Juba (Platts) - 26Mar2014/510 pm EDT/2110 GMT
South Sudan has called on Zimbabwe to help protect its oilfields, which are increasingly under threat from rebel forces, state-owned South Sudan Television quoted the country's foreign affairs minister, Barnaba Marial Benjamin, as saying on Wednesday.
"Zimbabwe should join IGAD countries to help protect South Sudan oilfields," said Benjamin, referring to the East African regional group, the Inter-governmental Authority on Development. Benjamin did not specify the type of support sought by South Sudan.
On March 13, IGAD announced plans to deploy troops from Kenya, Ethiopia, Rwanda, Burundi and Djibouti to protect vital installations including oilfields in the troubled country. A meeting has yet to take place to discuss the size and the mandate of the IGAD force.
Benjamin made the appeal in the capital Juba, when meeting with Zimbabwe's ambassador to South Sudan Kufa Chinoza. Benjamin urged the government of Zimbabwean leader Robert Mugabe to participate in the inclusive political dialogue due to take place in Pretoria, South Africa.

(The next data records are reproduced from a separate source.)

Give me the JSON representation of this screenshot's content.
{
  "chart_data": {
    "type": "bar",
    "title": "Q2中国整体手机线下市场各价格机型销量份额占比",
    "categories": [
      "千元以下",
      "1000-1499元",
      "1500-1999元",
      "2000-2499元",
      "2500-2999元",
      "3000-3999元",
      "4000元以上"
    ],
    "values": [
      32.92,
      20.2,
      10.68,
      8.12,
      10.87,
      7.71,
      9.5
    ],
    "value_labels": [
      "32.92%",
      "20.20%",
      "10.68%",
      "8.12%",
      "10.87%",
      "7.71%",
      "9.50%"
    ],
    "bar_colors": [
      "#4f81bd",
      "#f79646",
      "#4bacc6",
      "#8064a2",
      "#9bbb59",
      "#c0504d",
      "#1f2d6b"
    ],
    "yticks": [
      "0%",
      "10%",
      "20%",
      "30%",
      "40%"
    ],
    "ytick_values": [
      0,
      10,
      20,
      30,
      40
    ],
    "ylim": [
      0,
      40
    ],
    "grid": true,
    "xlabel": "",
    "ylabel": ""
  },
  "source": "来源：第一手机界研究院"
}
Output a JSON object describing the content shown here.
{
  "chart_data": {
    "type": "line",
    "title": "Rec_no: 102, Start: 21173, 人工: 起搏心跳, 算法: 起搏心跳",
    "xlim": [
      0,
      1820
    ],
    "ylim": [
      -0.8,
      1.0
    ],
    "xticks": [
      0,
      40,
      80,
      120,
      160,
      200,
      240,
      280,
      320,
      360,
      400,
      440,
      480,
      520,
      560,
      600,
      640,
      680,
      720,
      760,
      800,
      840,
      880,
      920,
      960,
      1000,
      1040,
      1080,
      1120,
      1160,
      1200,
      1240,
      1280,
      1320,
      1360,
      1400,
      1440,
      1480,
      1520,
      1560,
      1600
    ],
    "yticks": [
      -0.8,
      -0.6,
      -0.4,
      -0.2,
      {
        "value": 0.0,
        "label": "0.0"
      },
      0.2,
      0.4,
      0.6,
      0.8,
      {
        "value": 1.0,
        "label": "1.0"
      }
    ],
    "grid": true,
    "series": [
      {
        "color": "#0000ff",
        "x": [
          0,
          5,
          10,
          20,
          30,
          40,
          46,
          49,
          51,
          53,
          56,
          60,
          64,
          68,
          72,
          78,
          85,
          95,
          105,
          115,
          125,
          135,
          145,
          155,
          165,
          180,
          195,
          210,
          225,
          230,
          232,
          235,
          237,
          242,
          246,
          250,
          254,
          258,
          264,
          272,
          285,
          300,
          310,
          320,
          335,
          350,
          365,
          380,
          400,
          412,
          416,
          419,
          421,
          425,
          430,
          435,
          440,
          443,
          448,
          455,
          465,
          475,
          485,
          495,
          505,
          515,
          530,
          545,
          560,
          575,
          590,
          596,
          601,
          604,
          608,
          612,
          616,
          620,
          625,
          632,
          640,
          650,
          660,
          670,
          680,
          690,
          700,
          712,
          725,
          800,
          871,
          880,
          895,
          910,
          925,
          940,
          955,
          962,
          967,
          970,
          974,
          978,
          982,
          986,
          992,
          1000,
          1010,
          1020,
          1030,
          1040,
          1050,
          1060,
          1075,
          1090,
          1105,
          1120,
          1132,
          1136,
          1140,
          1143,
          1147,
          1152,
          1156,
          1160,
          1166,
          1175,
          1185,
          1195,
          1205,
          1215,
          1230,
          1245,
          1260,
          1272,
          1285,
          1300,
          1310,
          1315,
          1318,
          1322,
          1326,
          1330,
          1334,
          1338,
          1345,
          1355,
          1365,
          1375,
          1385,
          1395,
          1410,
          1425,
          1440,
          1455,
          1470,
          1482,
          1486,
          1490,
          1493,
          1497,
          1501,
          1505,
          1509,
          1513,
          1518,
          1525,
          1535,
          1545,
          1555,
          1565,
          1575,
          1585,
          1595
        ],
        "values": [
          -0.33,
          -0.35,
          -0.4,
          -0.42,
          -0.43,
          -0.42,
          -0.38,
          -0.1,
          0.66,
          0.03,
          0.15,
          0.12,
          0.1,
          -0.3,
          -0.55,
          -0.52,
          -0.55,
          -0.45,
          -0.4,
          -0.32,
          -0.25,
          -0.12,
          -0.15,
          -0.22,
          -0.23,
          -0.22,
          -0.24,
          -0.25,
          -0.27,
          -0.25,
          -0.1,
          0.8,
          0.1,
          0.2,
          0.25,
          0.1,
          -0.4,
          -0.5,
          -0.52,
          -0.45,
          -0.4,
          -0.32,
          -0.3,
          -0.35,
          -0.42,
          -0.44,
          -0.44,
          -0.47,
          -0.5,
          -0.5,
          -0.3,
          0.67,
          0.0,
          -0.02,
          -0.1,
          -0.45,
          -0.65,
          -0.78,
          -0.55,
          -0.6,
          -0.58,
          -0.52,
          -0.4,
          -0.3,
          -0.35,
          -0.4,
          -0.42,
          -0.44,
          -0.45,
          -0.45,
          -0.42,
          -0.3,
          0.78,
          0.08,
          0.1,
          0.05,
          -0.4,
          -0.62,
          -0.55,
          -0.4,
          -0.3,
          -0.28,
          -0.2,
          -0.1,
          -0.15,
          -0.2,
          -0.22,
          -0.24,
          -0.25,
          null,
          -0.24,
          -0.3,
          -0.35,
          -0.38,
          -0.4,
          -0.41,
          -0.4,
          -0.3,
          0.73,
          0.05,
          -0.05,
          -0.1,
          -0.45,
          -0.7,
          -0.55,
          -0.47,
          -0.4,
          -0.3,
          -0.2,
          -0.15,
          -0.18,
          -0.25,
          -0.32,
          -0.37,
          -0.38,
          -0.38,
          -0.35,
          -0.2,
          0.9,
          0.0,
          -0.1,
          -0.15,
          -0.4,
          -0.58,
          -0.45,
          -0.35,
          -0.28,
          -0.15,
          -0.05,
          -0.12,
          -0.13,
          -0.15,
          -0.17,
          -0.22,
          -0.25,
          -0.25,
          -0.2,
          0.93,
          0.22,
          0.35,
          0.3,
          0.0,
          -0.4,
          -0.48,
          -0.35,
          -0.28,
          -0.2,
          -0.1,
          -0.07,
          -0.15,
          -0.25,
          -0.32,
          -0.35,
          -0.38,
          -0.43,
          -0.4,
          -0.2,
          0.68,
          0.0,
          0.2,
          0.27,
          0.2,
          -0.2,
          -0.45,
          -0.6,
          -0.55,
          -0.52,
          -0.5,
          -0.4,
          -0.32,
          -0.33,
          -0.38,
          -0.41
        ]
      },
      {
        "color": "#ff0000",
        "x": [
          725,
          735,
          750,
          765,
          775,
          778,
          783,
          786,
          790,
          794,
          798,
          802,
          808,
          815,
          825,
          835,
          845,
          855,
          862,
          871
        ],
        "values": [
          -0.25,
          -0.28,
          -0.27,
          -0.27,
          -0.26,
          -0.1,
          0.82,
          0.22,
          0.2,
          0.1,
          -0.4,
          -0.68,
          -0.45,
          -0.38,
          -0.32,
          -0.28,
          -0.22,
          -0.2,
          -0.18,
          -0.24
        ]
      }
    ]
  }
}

South Sudan and rebel forces will hold face-to-face talks, being mediated by IGAD, in the Ethiopian capital Addis Ababa on Thursday.
"We are following the Addis Ababa talks closely. We'll support every efforts including that being mediated by IGAD to bring peace to South Sudan," Chinoza told SSTV on Wednesday, after meeting with Benjamin.
Violence erupted in South Sudan after a section of the Presidential guards supporting former vice-president Riek Machar attempted to topple President Salva Kiir in Juba in mid-December 2013. The fighting then spread quickly to the oil-rich states of Jonglei, Unity and Upper Nile.
Rebel forces halted production in Unity state. Prior to the coup attempt, Unity state produced 45,000 b/d of crude, or 15% of South Sudan's total output of 245,000 b/d. Upper Nile state, which used to produce 200,000 b/d of crude before the outbreak of the violence, also is affected.
Early this month, South Sudan presidential press secretary Ateny Wek Ateny told a news conference in the Sudanese capital Khartoum that South Sudan's oil output has been cut by about 29%. "South Sudan is still getting more than 175,000 barrels a day," Ateny was quoted as saying by AFP on March 1. Zimbabwe had supported South Sudan during its 1983-2005 independence war with the Sudan. South Sudan split from the Sudan in 2011, taking with it the majority of the oil.